Decades of welfare abuse, which was allowed by a broken and bloated “swamp” of a federal government, left taxpayers feeling bitter and jaded, and as Americans watched their money being given to those who chose not to work, a demand for welfare reform began.
In a powerful op-ed, Newt Gingrich highlights the urgent need for welfare reform, and explained why the “welfare state” in America is “unsustainable.”
The Trump economy is strong. The stock market is at record highs and the unemployment rate is at a 17-year low. This is thanks largely to the Trump Administration’s aggressive regulatory reforms and the passage of historic tax cuts. Business after business is celebrating the passage of Tax Cuts and Jobs Act by announcing new investments, bonuses, and pay raises.
But despite soaring business confidence and a strong economy, businesses are scrambling to find workers to fill 6 million open jobs. And now, their primary challenge is to get people who have been sitting on the sidelines back to work.
President Trump knows our broken welfare system is a major barrier to achieving this goal, and he has vowed to tackle welfare reform next. And it’s a good thing, because welfare definitely is, as the President put it, “out of control.”
In 2000, over 17 million Americans received food stamps, officially known as Supplemental Nutrition Assistance Program (SNAP) benefits. That number has swelled to more than 42 million today. As a result of Obama Administration’s policies, the number of Americans on food stamps is now greater than the population of Canada.
Nationwide spending on the program is roughly $70 billion annually —20 percent of whichis wasted on junk food, candy, soda, and other sugary drinks. Consider California, which spent more than $1 billion on food stamp benefits in August and September alone.
During the Obama years, liberals argued that the program was expanding rapidly due to the recession. But that was only half the story, as the Obama Administration also expanded program eligibility through aggressive administrative actions.
And now, despite the booming economy and employers who are desperate for more workers, enrollment in food stamps remains high — and is not expected to return to pre-recession levels any time soon, if ever.

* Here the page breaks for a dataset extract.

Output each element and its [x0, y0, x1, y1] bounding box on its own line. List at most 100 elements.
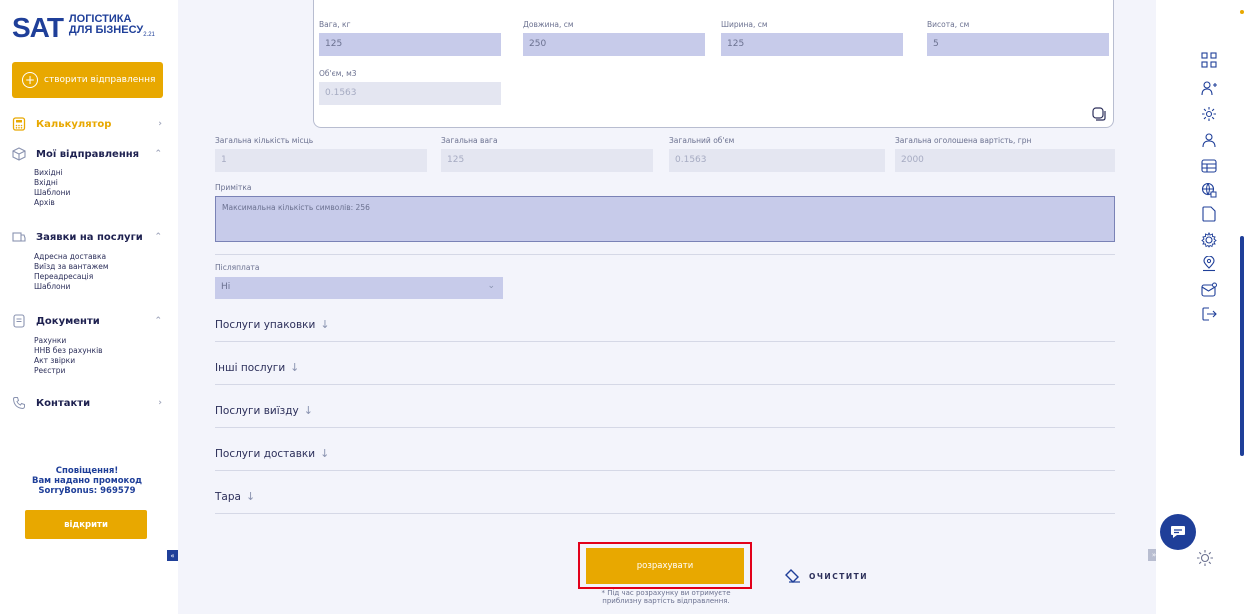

The good news is that President Trump has a chance to take on food stamps in the upcoming Farm Bill, which funds the program and is reauthorized every five years. The bad news is that unfortunately, the food stamp program is not the only runaway welfare program.
Medicaid enrollment has soared to nearly 75 million, with almost one out of every five Americans on the program. Medicaid spending is now 30 percent of state budgets, and the number of working age, able-bodied adults on the program has more than quadrupled since 2000. Even worse, 52 percent of non-disabled adult enrollees do not work at all. Let me repeat, these are able-bodied Americans who have decided not to work.
Similarly, Social Security Disability for working-age adults nearly doubled from 1996 to 2015, increasing from 7.7 million to 13 million and pulling more working-age adults out of the workforce. Are we to believe, with all of our workplace safety and health care advancements in the past 20 years, that Americans are now nearly twice as likely to become disabled as they were two decades ago? Or are there simply now more people collecting disability who are actually fully capable of working?
This is why President Trump’s plan to tackle welfare reform is so important. With no major federal welfare reform in over 20 years, these programs have continued to consume more public funds and encourage more Americans to seek dependency, rather than a productive work life.